Auch in Magdeburg gibt es eine sehr internationale Hochschule und gemeinsam mit dem Land Sachsen-Anhalt sind wir derzeit in Absprachen, wie sich die Zusammenarbeit inhaltlich gestalten kann. Die Ausrichtung soll auf jeden Fall so gestaltet sein, dass auch unsere Zulieferer und Dienstleister von den Absolventen profieren, sodass wir ein möglichst breites Spektrum an neuen Talenten abdecken können. Details dazu können wir aber noch nicht mitteilen.

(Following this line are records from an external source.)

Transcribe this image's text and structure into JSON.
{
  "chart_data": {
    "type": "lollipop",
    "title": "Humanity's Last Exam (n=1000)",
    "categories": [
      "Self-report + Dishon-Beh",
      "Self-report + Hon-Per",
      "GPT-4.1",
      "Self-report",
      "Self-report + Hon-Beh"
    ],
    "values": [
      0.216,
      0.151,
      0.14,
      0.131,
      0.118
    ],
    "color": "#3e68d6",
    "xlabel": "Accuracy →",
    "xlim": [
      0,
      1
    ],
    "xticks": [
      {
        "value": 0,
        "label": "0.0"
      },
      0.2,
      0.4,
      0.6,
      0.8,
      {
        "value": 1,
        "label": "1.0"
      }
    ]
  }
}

Und wann starten Sie mit der Suche nach Fachkräften?
Den ersten Schwung haben wir bereits rekrutiert. Das sind vor allem Personen aus dem Konstruktions-, Bau- und Planungsbereich, aber auch aus HR, IT und Finance, die uns in der aktuellen Planungs- und Genehmigungsphase unterstützen. Sobald wir alle Genehmigungen seitens der Bundesregierung und der EU erhalten haben, beginnt die Ausführungsphase voraussichtlich Mitte bzw. Ende 2023. Dann werden wir verstärkt nach den oben beschriebenen Manufacturing Technicians suchen, die die Produktion mit aufbauen.
Unser Job ist jeden Tag eine Herausforderung – schon bevor die Fab steht. Aber wir glauben daran, dass wir sehr viele neue Arbeitsplätze schaffen werden und so die gesamte Region attraktiver machen.
Vielen Dank Herr Holthaus. Wir wünschen Ihnen dabei viel Erfolg.